Le terrorisme est souvent annexe d'un projet politique. De quel projet peut-on parler en Tunisie ?
L'on assiste aujourd'hui à une nouvelle idéologie islamiste dans certains pays arabes. Cette nouvelle idéologie prônée en Tunisie, en Egypte et dans le reste des pays du Printemps arabe comprend comme ligne directrice l'Islam comme ultime solution. Autrement dit, le retour aux sources pour résoudre tous les problèmes. Dans ce sens, agissent les réseaux terroristes les plus redoutés, dont Al-Qaida au Maghreb islamique (Aqmi) pour, ensuite, tenter d'intrumentaliser par la religion nos jeunes dont une grande partie sombre dans la misère tout en étant en panne de culture et d'acquis cognitifs de valeur. Cette génération que les groupes terroristes cherchent à enrôler pour servir leur trafic d'armes et de drogues est très douée en matière de technologies de l'information et de la communication. Ainsi, elle devient d'une utilité et d'une efficacité indéniables pour les terroristes. Tout cela fait partie du grand projet des Frères musulmans qui veulent fonder une grande nation islamique englobant l'Egypte, la Libye et la Tunisie.
Selon certains stratèges, ce qui se passe en Tunisie fait partie d'une stratégie américaine pour une conquête néocoloniale d'un vaste territoire. L'objectif ultime étant de redessiner la carte de l'Afrique et de transformer l'Afrique francophone riche en gaz, en pétrole, en uranium et en minéraux stratégiques en une sphère d'influence étasunienne. Qu'en dites-vous ?

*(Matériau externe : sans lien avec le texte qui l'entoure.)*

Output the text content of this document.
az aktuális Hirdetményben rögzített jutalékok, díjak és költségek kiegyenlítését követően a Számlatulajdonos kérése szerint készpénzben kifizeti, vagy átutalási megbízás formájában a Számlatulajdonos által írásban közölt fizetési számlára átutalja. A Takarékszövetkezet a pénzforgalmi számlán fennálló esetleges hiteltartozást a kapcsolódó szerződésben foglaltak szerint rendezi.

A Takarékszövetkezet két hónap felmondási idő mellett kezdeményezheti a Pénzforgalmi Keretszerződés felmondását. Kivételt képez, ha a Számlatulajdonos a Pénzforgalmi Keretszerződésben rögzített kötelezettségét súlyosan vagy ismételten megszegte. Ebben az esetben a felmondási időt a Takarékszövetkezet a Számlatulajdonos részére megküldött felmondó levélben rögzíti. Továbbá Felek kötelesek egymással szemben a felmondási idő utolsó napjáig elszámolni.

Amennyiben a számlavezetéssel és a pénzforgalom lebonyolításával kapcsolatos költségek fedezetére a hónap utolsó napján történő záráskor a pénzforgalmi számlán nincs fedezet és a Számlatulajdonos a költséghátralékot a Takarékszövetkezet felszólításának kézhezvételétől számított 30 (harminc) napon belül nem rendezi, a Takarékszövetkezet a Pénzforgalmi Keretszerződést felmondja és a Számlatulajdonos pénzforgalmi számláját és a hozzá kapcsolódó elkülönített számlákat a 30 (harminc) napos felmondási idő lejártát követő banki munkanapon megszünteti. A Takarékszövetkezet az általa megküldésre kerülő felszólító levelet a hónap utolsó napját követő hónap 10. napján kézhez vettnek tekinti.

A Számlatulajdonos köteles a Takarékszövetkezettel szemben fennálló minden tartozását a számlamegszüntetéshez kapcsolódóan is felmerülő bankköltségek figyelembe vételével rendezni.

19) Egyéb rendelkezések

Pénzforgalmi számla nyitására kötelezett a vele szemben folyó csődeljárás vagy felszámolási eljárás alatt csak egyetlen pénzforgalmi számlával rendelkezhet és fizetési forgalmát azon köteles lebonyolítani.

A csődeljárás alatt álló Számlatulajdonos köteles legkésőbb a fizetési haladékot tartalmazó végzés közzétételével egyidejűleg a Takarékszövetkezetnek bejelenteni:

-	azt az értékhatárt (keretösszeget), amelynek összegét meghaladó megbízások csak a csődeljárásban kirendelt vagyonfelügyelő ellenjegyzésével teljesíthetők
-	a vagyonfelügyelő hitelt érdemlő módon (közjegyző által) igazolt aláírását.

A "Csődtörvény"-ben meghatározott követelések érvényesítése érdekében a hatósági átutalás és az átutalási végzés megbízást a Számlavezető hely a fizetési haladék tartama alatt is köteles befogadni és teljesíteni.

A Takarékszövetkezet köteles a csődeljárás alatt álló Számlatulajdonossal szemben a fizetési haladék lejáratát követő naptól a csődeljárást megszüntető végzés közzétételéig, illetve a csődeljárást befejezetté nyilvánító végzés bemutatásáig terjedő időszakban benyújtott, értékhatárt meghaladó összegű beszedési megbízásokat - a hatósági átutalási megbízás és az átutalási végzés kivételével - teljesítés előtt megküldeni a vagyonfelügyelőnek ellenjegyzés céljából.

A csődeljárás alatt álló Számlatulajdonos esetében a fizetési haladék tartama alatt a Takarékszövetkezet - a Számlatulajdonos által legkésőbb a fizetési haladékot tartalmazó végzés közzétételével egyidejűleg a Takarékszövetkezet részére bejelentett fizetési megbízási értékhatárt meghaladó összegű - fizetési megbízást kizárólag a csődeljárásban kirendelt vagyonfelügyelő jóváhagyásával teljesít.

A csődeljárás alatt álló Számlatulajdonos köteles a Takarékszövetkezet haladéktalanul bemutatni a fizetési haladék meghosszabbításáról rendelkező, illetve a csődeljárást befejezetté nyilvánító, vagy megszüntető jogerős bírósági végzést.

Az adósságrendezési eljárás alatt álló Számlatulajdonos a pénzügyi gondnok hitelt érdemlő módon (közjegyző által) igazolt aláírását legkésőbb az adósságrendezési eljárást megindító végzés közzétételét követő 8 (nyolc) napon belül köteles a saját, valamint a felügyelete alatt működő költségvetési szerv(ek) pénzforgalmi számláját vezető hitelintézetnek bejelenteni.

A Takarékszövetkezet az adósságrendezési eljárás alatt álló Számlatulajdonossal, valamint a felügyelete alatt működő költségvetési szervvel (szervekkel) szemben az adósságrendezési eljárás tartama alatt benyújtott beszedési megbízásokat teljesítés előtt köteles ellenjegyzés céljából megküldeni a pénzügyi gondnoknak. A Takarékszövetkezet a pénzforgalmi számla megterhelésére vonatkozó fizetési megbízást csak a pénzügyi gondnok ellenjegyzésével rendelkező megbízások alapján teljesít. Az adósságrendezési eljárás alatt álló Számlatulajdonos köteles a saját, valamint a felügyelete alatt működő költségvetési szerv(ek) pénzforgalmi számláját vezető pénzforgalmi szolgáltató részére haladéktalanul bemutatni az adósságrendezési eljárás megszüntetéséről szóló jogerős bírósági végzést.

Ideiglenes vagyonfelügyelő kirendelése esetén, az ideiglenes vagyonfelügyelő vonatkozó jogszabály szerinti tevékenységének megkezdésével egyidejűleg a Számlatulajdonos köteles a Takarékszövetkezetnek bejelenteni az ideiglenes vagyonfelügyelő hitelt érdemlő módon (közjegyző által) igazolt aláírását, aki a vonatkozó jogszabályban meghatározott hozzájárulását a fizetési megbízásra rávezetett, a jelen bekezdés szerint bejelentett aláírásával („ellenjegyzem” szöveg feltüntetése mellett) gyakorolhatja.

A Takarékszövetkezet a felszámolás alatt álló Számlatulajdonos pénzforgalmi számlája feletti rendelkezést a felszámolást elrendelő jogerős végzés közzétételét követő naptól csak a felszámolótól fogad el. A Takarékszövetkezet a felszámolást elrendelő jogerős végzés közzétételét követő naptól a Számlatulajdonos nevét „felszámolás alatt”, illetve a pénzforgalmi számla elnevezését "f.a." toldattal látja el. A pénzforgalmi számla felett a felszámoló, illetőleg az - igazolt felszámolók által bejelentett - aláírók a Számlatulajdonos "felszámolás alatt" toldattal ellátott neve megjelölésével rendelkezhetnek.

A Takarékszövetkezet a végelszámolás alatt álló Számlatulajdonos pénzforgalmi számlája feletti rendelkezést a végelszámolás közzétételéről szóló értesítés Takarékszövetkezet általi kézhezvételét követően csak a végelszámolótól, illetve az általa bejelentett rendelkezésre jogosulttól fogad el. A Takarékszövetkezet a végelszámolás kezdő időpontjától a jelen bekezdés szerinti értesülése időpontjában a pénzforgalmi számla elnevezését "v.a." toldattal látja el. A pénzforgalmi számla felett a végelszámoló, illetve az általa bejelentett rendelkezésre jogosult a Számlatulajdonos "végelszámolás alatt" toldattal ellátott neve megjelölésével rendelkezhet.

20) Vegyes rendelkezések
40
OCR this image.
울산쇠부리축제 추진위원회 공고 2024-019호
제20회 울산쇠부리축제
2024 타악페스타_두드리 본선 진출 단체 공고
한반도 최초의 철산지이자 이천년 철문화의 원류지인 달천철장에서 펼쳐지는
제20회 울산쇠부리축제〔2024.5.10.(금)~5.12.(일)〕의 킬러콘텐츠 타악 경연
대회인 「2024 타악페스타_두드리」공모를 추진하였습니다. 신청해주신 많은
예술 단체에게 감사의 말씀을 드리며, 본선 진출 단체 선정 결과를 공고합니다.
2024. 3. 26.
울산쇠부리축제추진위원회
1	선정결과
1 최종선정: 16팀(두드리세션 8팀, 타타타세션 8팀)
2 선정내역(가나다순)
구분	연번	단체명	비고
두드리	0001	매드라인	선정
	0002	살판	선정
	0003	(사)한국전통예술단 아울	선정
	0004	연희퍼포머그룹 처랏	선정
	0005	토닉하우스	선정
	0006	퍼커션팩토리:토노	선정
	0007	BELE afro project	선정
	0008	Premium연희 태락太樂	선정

Les Américains composent avec le diable s'il le faut, ils n'ont pas d'amis. Ce qui compte pour eux c'est avant tout leurs intérêts. En réalisant qu'ils ont aujourd'hui lâché Morsi et les Frères musulmans en Egypte, l'on comprend qu'ils cherchent à stabiliser ce pays, puis la Tunisie et la Libye. D'autant plus que les stratèges américains sont conscients que si l'on parvient à faire du modèle tunisien de transition démocratique un modèle à suivre pour ce qui est du vivre-ensemble et à créer un modus vivendi entre un islamisme modéré et une intelligentsia libérale, leur pays en tirera de larges profits sur tous les plans. La Tunisie vit aujourd'hui un nouveau paradigme, celui de la phase postislamique, cela est un fait accompli. Toutefois, il ne faut pas oublier que la France est encore le premier partenaire économique de notre pays. C'est que l'Hexagone ne permettra en aucun cas que la Tunisie bascule dans un climat d'anarchie totale. Car les Français savent très bien que la destitution de l'Etat de droit et la propagation de la violence et du terrorisme généreront un séisme politique en Algérie. Ce qui aura des conséquences désastreuses et sur le plan économique et sur le plan sécuritaire pour eux, puisque des millions de Maghrébins résident là-bas. D'autre part, la France a vu sa prévalence culturelle s'affaiblir en Tunisie ces derniers temps. Cette faiblesse, à l'encontre de ce que pensent certains, n'est point en faveur des Etats-Unis d'Amérique, elle leur serait plutôt nuisible. C'est-à-dire que l'arabisation à outrance de l'éducation par des contenus moyenâgeux ayant trait à la culture salafiste engendrerait une culture où prévaut l'anti-américanisme. Ce faisant, il s'avère qu'une conquête néocoloniale de la région maghrébine n'est pas du tout dans l'intérêt des Américains.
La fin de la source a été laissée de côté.